Why are my audio sounds not playing on time?

你。 提交于 2019-12-08 13:57:48
Karl

NSTimer does not guarantee when your method will actually get fired.

More info here: How to program a real-time accurate audio sequencer on the iphone?

Regarding your edits:

AVAudioPlayer takes some time to initialize itself. If you call prepareToPlay, it will initialize itself such that it can play the currently loaded sound immediately upon calling play. Once playback stops, it uninitializes itself, so you'd need to call prepareToPlay again to reinitialize. It's best to use this class for stream-y playback rather than discrete sound playback.

With OpenAL, once you've loaded the buffer, attaching it to a source and playing it should cause no delay at all.

You can encapsulate your audio units code into a .mm file and then call that from .m modules without having to compile those as C++.

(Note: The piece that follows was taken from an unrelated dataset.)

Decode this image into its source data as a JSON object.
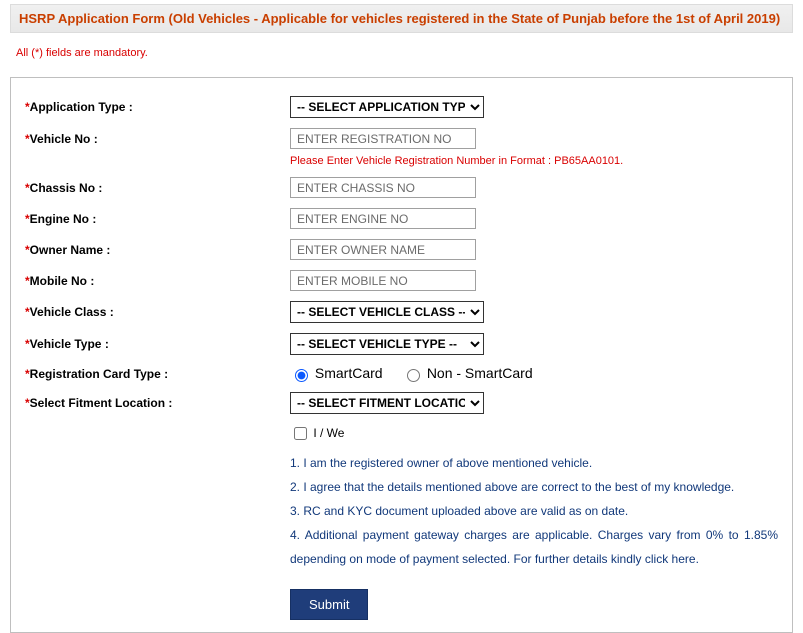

Okay, I've figured it out. The real reason audio units worked better than the other audio methods is that my audio unit class, which I was adapting from another project, was setting a buffer duration property in the audio session, like this:

Float32 preferredBufferSize = .001;
UInt32 size = sizeof(preferredBufferSize);
AudioSessionSetProperty(kAudioSessionProperty_PreferredHardwareIOBufferDuration, size, &preferredBufferSize);

When I added this code to the OpenAL version, or even to the AVAudioPlayer version, I got accuracy to within a few milliseconds, the same as with audio units. (System Sounds, however, were still not very accurate.) I can verify the connection by increasing the buffer size and watching the playback intervals get less accurate.

Of course I only figured this out after spending an entire day adapting my project to use audio units -- tweaking it to compile under C++, testing the interruption handlers, etc. I hope this can save someone else from the same trouble.